Bonifica Tirone, Pdr a giunta: “Tra 5 giorni scade bando,che intenzioni avete?”

tirone rifiuti 2Una interrogazione urgente con risposta scritta è stata inoltrata, al Sindaco Accorinti, all’Assessore all’Urbanistica De Cola e al Segretario generale /Direttore Generale Le Donne, dal gruppo consiliare PDR-SICILIA FUTURA per – si legge in un comunicato – “conoscere le reali intenzioni della Giunta sull’esito di un bando che, a 5 giorni dalla scadenza per la presentazione al Consiglio dei Ministri dei progetti individuati dall’appostita commissione, risulta ancora misterioso”.

Si tratta del bando per la riqualificazione del rione Tirone, al centro della città, in stato di abbandono e degrado da decenni.

“Una situazione al limite dell’abuso di potere- si legge nella nota – ma ad un simile atteggiamento dell’Amministrazione Accorinti siamo ormai abituati, resta comunque il fatto che ancora una volta chi dovrebbe amministrare con serenità e trasparenza sta mettendo in mostra il peggio di sé, rinviando, omettendo e ancor peggio facendo credere di fare e non facendo tutti quegli atti concreti che potrebbero ridare ossigeno al territorio”.

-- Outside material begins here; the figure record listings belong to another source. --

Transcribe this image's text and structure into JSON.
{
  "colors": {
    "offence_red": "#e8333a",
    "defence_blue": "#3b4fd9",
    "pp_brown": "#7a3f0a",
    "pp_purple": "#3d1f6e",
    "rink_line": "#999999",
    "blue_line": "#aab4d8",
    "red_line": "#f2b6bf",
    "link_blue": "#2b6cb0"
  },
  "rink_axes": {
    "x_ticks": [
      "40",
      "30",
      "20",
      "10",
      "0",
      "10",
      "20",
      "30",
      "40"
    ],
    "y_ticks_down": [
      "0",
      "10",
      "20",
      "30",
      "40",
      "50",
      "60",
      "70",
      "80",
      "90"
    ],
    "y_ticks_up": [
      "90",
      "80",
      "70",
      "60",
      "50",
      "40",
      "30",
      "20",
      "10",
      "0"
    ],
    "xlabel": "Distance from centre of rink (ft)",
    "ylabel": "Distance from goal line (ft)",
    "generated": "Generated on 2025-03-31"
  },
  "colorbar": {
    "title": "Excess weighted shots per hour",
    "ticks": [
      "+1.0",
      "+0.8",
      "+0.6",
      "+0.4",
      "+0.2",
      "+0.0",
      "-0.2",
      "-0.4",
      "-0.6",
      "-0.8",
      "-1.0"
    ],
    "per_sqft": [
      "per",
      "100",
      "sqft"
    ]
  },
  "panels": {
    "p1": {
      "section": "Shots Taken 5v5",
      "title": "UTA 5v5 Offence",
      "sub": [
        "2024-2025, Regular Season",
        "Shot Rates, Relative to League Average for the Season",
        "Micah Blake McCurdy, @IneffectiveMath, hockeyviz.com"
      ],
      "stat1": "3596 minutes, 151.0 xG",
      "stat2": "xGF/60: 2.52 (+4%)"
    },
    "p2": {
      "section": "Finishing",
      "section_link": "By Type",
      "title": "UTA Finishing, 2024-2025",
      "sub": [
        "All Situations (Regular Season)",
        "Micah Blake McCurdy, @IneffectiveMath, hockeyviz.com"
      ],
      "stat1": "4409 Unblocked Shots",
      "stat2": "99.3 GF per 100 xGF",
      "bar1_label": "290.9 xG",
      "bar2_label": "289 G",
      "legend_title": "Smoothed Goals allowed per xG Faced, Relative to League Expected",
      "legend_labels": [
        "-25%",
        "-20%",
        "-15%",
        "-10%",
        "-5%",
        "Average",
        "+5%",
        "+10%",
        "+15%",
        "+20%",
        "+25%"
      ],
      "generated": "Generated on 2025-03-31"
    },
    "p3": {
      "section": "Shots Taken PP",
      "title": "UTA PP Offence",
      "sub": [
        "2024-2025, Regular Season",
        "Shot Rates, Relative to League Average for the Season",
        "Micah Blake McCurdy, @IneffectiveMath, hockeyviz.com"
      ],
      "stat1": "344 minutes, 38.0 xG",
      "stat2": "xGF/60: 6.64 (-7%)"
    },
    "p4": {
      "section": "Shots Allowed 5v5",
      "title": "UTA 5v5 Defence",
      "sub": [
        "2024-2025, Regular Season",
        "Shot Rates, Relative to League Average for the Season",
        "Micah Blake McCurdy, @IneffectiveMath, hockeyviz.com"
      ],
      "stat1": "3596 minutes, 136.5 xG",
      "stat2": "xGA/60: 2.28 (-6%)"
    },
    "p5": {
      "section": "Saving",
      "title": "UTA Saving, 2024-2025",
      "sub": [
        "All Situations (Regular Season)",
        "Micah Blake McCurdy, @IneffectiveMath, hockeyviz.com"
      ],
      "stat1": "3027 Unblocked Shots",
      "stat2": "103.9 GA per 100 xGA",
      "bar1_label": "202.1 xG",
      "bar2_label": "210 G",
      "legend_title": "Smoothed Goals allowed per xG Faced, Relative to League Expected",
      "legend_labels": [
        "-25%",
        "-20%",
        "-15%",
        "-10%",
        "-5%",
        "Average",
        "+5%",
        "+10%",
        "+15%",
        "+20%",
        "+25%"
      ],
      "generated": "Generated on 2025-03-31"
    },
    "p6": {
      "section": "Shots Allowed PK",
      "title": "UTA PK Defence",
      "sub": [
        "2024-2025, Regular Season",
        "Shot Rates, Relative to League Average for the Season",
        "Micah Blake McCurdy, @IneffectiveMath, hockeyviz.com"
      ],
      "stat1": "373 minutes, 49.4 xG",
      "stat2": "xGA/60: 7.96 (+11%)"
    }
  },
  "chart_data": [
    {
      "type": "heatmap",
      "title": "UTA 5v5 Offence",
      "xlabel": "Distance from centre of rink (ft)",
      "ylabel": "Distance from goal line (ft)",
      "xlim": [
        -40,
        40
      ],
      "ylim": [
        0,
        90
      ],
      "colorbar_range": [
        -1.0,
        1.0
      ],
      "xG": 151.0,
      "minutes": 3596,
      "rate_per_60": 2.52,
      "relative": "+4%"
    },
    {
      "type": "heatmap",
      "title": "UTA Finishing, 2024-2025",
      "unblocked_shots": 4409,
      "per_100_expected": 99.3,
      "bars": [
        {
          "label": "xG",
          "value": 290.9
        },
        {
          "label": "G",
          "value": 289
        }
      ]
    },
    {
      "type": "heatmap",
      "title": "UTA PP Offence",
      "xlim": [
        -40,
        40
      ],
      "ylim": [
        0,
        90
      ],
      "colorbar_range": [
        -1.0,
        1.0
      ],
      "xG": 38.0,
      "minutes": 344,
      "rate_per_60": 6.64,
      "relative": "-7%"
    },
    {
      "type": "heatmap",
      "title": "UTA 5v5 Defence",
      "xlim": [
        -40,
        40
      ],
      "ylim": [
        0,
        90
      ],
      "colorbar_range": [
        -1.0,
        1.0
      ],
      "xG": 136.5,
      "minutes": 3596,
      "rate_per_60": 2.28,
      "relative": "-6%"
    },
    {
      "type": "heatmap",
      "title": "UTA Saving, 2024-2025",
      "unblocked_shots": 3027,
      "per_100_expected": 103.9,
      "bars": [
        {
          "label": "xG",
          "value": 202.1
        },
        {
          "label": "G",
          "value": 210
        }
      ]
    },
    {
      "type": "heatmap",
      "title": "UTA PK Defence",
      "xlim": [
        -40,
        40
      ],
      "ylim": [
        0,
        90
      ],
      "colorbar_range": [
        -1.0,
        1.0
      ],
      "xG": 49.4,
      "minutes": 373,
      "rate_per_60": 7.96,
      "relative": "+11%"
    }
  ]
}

Lo afferma il vicepresidente del Consiglio comunale Nino Interdonato che con il gruppo consiliare del Pdr-Sicilia Futura ha depositato l’interrogazione urgente con risposta scritta al fine di conoscere le reali intenzioni della Giunta sul bando relativo alla “Riqualificazione e la sicurezza delle periferie delle città metropolitane, dei comuni capoluogo di provincia”.

“E’ auspicio del gruppo Pdr-Sicilia Futura – ha concluso Interdonato – che l’Amministrazione dia regolarmente corso alla graduatoria già esitata dalla Commissione anche se, a cinque giorni dalla scadenza dei termini non si sa nulla sui criteri con cui verrà definita la proposta del Comune di Messina da inoltrare alla Presidenza del Consiglio dei Ministri entro il 30 agosto ed è, questo, già un segnale poco rassicurante, ma eloquente, che sempre più caratterizza il modus operandi di amministratori adusi ad alimentare sospetti e dietrologie piuttosto che adempiere al proprio dovere, ribadiamo, con serenità e trasparenza.”

L’interrogazione è firmata, oltre che da Interdonato, dai consiglieri comunali Nino Carreri, Rita La Paglia e Santi Sorrenti.